Unified Messaging decouples Cisco Unity Connection from the Exchange infrastructure and dependencies in the following ways:

  • Does not stop functioning if a global catalog is unavailable.
  • Does not require schema extensions to the Active Directory.
  • Does not depend on hub transport and edge transport server roles for mail transfer agent functionality (that is, delivery or receipt of voice mails).
  • Does not depend on mailbox server roles for voice message storage.
  • Does not depend on client access server for front-ending client requests.
  • Cisco clients still have complete access to voice messages if any or all of the Exchange infrastructure is down.

If the global catalog is not available, Cisco Unity (not Cisco Unity Connection) or Exchange Unified Messaging stops working. With Cisco Unity Connection Unified Messaging, a schema extension is not required.

Cisco Unity Connection does not rely on the hub transport (the edge transport servers in Exchange) to deliver voicemails from Cisco Unity Connection. Cisco Unity Connection does not depend on the mailbox server rules because Cisco Unity Connection is just synchronizing the messages into Exchange.

Cisco Unity Connection Unified Messaging reduces the dependencies on Exchange and Active Directory. If the message synchronization is not working because the Exchange infrastructure is not available, callers can still leave messages and users can still receive their messages. The communication between Cisco Unity Connection and Exchange is a two-way synchronization.

Cisco Unity Connection is the authoritative message store.

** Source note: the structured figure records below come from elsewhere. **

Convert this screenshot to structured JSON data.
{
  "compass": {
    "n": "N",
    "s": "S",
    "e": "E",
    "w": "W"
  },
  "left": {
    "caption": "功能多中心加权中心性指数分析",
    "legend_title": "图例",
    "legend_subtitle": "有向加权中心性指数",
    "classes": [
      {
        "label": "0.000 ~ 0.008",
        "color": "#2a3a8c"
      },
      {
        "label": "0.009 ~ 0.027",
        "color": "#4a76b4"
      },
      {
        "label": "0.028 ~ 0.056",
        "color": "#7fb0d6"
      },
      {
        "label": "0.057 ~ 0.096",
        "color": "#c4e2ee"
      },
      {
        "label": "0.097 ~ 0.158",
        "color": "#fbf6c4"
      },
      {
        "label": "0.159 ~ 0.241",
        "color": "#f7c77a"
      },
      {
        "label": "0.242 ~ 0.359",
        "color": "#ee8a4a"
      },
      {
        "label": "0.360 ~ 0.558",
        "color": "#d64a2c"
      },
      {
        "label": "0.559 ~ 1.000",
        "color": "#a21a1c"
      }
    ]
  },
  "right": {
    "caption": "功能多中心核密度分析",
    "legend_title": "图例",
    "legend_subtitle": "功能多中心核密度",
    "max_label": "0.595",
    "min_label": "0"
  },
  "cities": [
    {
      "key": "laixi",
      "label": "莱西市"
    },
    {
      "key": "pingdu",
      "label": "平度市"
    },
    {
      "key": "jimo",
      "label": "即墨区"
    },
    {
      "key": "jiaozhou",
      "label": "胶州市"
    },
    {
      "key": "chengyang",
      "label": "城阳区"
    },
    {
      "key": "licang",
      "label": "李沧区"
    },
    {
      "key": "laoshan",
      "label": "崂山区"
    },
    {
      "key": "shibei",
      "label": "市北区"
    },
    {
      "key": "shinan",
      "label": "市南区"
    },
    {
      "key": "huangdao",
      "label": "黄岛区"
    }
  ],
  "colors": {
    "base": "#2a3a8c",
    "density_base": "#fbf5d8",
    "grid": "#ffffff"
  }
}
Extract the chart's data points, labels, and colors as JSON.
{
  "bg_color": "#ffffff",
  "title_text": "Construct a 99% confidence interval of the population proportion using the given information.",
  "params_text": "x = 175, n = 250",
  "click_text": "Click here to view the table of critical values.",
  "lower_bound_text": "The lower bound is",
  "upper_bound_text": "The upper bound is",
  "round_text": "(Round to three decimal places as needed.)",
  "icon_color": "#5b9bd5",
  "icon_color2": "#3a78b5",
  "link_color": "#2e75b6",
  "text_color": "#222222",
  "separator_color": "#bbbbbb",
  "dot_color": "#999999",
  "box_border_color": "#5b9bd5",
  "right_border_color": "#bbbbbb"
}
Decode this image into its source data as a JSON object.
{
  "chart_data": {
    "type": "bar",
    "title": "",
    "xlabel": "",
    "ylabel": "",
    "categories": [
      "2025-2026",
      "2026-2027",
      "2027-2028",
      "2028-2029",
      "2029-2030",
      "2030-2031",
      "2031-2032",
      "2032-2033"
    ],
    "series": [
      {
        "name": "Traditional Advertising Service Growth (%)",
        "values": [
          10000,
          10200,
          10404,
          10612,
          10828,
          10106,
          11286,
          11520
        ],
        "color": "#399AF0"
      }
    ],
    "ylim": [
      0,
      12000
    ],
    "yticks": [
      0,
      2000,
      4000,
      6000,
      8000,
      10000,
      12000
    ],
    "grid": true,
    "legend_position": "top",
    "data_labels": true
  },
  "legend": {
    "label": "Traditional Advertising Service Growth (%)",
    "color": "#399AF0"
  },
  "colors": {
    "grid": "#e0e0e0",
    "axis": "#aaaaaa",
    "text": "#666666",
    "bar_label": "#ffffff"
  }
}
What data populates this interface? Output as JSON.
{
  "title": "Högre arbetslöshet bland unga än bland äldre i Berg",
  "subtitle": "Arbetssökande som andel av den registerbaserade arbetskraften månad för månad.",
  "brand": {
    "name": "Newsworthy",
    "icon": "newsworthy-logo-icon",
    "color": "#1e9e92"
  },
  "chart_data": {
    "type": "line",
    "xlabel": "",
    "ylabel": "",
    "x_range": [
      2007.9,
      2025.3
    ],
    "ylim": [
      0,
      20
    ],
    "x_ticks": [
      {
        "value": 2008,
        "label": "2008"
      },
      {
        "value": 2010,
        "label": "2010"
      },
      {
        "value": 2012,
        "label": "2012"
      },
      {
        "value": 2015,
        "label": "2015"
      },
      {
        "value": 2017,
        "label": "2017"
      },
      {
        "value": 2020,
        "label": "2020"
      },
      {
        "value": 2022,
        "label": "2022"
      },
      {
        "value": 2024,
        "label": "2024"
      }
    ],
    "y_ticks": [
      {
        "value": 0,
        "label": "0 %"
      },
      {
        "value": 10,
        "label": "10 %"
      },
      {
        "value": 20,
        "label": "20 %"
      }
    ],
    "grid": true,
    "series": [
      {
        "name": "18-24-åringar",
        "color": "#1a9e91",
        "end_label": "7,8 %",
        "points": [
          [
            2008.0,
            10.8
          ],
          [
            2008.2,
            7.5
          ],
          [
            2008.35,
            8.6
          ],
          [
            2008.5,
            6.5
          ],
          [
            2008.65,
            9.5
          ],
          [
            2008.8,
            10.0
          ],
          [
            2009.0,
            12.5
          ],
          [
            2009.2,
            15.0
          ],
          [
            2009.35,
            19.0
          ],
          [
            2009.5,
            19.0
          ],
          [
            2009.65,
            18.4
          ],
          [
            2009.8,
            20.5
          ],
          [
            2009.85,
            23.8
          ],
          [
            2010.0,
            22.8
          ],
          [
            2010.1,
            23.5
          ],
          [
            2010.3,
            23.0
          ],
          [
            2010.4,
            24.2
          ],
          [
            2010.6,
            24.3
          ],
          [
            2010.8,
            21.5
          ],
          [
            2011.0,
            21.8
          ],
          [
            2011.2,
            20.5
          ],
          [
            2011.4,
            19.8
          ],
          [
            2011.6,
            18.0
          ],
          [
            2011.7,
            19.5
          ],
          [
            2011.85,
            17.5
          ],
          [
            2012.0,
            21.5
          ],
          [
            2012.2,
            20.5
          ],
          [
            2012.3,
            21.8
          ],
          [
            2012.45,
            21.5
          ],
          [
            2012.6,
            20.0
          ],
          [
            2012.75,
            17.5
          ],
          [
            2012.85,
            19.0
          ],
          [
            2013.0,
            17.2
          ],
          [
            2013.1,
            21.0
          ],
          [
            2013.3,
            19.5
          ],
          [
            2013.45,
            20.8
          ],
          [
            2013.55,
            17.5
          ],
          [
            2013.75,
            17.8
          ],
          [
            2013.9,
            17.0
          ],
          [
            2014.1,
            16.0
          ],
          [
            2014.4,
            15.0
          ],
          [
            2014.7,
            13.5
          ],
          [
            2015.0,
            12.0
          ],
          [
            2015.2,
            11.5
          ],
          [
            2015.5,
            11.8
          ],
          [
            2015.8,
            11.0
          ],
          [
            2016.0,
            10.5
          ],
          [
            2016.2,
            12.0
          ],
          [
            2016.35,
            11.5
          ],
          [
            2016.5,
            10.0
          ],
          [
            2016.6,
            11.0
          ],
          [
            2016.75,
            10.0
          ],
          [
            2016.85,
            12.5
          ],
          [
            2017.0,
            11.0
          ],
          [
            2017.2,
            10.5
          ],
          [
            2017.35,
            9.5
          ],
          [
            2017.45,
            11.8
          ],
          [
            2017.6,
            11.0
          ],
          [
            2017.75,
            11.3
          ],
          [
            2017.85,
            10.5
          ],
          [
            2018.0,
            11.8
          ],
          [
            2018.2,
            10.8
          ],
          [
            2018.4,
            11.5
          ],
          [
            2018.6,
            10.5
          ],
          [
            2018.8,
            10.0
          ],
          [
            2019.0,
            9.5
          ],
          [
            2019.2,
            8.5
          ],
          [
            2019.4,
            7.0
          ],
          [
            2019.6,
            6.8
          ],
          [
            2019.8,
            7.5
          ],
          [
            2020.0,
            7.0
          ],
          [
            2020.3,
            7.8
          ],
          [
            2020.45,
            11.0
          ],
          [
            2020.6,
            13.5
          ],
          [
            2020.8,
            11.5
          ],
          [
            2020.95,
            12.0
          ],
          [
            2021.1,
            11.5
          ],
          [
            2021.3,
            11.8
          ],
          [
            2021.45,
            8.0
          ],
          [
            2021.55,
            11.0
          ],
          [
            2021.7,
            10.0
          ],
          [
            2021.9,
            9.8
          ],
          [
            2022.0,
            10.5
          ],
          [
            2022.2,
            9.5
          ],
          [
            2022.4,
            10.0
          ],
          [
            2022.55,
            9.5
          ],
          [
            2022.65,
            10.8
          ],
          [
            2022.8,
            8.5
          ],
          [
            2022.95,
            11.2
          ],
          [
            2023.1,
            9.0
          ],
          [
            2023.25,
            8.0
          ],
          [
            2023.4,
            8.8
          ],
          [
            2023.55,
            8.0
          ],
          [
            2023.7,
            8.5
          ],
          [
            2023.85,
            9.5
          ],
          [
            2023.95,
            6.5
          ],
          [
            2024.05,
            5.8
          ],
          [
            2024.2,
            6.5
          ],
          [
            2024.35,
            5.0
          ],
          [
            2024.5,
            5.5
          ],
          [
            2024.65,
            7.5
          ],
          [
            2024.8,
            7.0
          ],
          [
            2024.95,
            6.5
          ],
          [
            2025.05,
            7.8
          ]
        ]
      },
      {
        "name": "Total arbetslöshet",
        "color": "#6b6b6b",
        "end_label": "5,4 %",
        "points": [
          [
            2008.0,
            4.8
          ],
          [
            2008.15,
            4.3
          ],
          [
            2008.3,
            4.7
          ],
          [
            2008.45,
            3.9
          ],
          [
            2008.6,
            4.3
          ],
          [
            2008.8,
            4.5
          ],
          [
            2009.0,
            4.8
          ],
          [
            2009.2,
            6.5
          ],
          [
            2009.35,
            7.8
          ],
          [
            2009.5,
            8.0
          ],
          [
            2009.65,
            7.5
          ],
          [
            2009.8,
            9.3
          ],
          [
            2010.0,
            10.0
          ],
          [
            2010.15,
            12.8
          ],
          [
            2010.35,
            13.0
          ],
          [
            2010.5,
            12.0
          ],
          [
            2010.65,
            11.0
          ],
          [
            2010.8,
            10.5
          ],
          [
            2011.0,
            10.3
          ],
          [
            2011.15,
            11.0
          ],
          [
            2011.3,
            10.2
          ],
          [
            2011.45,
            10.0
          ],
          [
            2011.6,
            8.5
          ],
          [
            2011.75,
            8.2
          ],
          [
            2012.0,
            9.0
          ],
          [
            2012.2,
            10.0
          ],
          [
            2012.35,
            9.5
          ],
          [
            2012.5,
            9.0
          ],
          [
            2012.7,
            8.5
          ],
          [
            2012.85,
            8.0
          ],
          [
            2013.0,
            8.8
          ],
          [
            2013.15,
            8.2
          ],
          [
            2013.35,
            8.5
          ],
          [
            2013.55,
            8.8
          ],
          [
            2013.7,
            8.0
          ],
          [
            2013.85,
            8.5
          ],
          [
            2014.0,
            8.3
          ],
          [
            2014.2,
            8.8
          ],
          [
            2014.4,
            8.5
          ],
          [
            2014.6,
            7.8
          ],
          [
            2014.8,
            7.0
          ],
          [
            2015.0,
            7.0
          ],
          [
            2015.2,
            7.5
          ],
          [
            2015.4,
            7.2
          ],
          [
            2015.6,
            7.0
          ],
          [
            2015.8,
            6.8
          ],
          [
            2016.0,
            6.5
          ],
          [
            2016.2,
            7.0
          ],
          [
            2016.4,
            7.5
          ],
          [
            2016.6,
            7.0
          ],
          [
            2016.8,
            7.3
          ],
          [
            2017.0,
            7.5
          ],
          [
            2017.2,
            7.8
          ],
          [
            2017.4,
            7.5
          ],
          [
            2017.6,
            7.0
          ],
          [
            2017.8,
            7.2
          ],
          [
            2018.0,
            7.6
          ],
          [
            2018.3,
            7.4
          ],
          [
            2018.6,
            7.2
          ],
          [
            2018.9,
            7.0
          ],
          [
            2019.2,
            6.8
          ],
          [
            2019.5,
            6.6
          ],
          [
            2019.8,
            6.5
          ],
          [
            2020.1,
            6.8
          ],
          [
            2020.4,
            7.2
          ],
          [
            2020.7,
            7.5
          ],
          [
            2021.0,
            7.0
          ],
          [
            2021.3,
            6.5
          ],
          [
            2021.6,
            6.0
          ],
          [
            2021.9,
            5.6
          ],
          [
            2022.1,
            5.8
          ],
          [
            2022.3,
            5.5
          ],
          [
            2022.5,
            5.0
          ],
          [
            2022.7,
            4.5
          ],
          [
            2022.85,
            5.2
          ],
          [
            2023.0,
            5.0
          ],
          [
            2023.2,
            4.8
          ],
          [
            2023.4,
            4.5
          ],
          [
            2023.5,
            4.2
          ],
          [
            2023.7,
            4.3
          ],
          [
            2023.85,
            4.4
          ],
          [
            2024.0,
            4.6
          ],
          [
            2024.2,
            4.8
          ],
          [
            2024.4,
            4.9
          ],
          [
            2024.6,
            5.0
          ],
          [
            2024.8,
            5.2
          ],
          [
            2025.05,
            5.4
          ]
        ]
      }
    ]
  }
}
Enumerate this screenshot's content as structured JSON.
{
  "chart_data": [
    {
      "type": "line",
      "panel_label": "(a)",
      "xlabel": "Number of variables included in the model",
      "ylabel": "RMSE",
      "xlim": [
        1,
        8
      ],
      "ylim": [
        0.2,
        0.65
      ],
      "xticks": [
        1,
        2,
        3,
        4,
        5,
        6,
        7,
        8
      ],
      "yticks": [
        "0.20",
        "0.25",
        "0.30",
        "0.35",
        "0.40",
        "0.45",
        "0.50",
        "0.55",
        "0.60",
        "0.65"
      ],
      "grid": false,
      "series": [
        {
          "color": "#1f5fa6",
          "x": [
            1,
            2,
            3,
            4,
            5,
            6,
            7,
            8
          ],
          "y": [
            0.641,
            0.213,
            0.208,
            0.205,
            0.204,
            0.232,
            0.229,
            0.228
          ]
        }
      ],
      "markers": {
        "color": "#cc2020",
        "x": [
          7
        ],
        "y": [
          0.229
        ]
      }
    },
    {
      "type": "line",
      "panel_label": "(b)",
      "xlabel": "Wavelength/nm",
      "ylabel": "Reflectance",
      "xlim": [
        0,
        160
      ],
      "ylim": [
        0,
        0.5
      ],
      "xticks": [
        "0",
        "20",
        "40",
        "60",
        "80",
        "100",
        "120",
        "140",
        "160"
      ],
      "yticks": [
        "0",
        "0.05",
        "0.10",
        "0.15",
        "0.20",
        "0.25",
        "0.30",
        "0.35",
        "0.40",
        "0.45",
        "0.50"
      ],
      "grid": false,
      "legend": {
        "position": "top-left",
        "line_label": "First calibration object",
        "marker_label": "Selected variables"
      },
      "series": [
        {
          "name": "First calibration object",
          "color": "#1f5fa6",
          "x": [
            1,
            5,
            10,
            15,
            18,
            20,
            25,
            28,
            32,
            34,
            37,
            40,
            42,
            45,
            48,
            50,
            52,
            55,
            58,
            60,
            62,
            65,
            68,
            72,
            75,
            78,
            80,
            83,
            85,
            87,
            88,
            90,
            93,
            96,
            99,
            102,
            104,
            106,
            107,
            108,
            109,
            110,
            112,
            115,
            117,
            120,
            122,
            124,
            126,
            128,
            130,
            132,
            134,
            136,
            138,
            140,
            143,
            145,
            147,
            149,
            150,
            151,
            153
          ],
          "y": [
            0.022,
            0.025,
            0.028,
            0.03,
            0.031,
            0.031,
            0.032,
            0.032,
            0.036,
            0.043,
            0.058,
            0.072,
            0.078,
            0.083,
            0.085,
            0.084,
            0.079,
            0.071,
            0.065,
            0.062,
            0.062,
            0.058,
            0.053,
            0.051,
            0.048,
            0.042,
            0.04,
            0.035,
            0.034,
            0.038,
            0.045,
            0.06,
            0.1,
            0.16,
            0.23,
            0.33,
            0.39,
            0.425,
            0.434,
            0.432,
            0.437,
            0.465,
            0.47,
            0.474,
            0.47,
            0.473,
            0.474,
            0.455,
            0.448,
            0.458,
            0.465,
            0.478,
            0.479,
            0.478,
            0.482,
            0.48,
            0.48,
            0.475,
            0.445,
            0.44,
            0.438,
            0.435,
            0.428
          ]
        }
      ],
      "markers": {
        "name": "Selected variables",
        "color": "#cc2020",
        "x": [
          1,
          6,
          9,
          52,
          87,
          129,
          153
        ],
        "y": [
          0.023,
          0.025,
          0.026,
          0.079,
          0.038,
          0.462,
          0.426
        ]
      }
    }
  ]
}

However, a message deleted in Exchange via Microsoft Outlook, for example, is also deleted in Cisco Unity Connection and vice versa.

If a user sends a message to an Exchange distribution list (for example, a voicemail using ViewMail for Outlook), the message is received in a Cisco Unity Connection inbox and in Exchange. The message will be synchronized between both systems.

When secure messages are used in Cisco Unity Connection, the messages are not synchronized into Exchange. Cisco Unity Connection synchronizes a pointer instead, so that the message can be streamed from Cisco Unity Connection. Secure messaging does not allow audio files to leave the system, for example, as an attachment to an email.

Single Inbox Functionality

This topic describes the single inbox functionality with Exchange integration and voice message synchronization.

The single inbox feature performs these functions:

  • Synchronizes voice messages with the Exchange inbox:
    1. MWI is synchronized.
    2. Status (read, new, deleted, and others) and priority are synchronized.
    3. Secure and private messages are supported.
    4. Mobile client support.
  • Calendar integration allows you to configure personal call transfer rules that are based on calendar status.

Unified Messaging provides single inbox access to your voice mails. With single inbox, the MWI is synchronized on both systems. When an unread voice message is opened in the email client—for example, the company Microsoft Outlook inbox folder—MWI is turned off on the phone.

The status for messages is also synchronized. A message in Exchange read by the user is marked as read in Cisco Unity Connection. The new, deleted, or priority status is also synchronized, as is the subject line. Secure and private messages are supported. Mobile clients such as iPhone and Blackberry work automatically because the voice mail comes into the Microsoft Exchange box and the message is picked up by the mobile phone client.

The personal call transfer rules can be based on the calendar information concerning the user’s free or busy status.